3) check which component is utilizing more resources than expected for example in TARGET and ACTUAL CPU column.

show platform health

4) check which CPU queue status/packet drops in the queue  and find out in which queue packet is punting to CPU in the average column 5 sec /5 minut/1hours/. CPU has 64 queues.

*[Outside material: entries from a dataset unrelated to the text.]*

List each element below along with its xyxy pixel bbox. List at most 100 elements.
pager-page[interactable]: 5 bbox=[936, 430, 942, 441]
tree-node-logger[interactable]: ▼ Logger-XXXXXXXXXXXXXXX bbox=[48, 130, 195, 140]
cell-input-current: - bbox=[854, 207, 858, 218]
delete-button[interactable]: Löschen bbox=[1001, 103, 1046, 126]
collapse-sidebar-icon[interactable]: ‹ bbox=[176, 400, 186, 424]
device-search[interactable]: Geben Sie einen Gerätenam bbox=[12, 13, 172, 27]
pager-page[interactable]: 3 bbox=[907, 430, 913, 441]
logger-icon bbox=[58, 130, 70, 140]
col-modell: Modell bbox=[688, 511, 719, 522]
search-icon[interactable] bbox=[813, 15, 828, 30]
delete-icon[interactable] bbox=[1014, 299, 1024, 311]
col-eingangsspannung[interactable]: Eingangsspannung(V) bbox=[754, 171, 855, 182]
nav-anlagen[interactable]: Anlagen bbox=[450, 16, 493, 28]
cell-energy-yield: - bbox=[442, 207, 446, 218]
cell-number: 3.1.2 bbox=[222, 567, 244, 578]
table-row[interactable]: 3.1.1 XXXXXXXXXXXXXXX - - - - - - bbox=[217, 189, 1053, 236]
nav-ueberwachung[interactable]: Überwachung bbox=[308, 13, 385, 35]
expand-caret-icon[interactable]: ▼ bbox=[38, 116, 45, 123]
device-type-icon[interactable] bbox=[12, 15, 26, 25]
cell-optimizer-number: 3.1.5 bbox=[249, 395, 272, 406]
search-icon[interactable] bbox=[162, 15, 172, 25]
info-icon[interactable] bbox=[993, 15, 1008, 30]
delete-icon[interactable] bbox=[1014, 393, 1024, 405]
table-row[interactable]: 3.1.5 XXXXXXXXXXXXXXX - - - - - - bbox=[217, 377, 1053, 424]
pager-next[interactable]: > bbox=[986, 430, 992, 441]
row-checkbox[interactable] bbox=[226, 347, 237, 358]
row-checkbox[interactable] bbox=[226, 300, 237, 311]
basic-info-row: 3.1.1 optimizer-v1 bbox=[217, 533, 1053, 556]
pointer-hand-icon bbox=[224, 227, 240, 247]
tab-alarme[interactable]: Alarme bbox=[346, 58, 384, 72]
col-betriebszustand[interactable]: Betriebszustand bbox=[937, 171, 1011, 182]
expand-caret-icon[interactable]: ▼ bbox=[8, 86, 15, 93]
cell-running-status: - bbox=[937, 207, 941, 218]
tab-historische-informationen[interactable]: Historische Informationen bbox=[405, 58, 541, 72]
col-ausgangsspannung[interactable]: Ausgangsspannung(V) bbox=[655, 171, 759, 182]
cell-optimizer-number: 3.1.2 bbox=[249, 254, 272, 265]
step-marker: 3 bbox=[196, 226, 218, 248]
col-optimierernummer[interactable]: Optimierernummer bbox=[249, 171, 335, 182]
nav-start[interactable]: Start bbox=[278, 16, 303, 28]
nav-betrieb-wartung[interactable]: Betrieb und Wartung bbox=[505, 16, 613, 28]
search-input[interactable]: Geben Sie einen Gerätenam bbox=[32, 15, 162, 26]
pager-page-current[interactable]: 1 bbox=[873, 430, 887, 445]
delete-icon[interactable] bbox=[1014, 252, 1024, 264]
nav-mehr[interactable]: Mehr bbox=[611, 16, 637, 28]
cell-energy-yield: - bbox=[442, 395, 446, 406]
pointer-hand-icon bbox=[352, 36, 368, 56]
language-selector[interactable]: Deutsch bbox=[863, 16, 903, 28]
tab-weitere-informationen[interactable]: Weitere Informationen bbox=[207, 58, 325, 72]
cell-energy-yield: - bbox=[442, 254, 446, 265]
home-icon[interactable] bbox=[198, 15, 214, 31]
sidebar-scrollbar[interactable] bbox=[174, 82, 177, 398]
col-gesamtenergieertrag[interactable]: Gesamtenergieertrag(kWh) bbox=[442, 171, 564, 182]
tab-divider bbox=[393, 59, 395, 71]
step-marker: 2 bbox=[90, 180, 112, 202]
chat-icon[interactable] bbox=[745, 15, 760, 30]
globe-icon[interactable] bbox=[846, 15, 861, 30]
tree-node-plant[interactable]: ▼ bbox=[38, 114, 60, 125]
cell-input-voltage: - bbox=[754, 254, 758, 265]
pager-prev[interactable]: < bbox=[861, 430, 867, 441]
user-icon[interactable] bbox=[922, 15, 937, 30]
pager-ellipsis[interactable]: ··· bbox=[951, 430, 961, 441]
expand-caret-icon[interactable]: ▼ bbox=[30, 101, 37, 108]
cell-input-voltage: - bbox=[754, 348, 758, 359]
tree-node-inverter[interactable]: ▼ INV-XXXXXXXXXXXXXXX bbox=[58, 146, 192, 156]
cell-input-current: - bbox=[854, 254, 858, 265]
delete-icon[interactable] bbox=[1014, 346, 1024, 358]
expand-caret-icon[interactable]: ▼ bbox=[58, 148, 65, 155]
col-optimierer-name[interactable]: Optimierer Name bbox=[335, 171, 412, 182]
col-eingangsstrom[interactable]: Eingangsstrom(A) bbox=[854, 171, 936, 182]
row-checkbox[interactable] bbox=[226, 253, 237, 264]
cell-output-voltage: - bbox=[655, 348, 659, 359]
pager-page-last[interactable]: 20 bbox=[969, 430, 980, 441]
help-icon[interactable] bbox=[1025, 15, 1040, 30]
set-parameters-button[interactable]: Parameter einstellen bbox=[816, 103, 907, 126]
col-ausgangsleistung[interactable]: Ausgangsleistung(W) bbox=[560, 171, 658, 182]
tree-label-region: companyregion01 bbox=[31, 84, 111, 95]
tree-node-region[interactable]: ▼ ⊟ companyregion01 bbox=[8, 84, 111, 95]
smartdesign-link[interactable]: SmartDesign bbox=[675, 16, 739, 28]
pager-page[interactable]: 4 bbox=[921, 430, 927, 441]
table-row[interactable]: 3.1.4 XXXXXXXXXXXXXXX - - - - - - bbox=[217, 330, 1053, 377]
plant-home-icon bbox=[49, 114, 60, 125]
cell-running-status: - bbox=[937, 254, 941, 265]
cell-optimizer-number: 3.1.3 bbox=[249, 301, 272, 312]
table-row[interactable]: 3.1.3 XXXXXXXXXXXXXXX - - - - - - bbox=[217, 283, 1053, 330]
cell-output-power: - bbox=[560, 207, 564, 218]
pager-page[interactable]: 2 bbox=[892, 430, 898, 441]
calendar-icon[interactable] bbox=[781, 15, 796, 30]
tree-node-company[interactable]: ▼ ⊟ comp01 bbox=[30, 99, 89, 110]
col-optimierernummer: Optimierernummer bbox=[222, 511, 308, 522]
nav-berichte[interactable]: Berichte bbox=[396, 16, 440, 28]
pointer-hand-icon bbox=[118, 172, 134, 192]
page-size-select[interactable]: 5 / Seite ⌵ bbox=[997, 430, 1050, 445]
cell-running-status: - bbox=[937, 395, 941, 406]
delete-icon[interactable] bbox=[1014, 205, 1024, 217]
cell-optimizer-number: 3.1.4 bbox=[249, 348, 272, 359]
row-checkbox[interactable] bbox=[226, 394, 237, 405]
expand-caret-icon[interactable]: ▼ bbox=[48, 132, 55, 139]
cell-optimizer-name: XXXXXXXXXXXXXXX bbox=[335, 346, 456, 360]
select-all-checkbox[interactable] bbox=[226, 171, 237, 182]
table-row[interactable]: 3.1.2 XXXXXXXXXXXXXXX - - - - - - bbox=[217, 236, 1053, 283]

show platform cpu packet statistics -------> Looks for the kind of queue and packet  punting to the CPU like  "Adj same If " , "SA miss ", "K5CPU main review."

Repeat the command multiple times and check counters if it is incrementing.

5) There are two option to see which packets are going to CPU in  detail.


Below are the different tools to use to capture the packet


Tool 1 : Use "debug platform cpu packet receive buffer "  and show platform cpu packets buffer. And look for the  same "Event id " as  same  queue where packets are punting to the CPU.  For example , if packets are punting to CPU in Adj same If  queue as per show platform cpu packets statistic then look for the same queue under EVENT ID in show platform cpu packets buffer.


Tool 2 :  Second option is to span the packets punting to the CPU queue by using external packet capture. Use the below comment to configure the SPAN.

Switch(config)#monitor session 1 source cpu queue all rx
Switch(config)#monitor session 1 destination interface <destination interface number>
Switch(config)#end


Tool 3 :  Identify the Interface That Sends Traffic to the CPU—Cisco IOS Software Release 12.2(20)EW and Later

Reason for high CPU : SA miss due to host flapping between interfaces.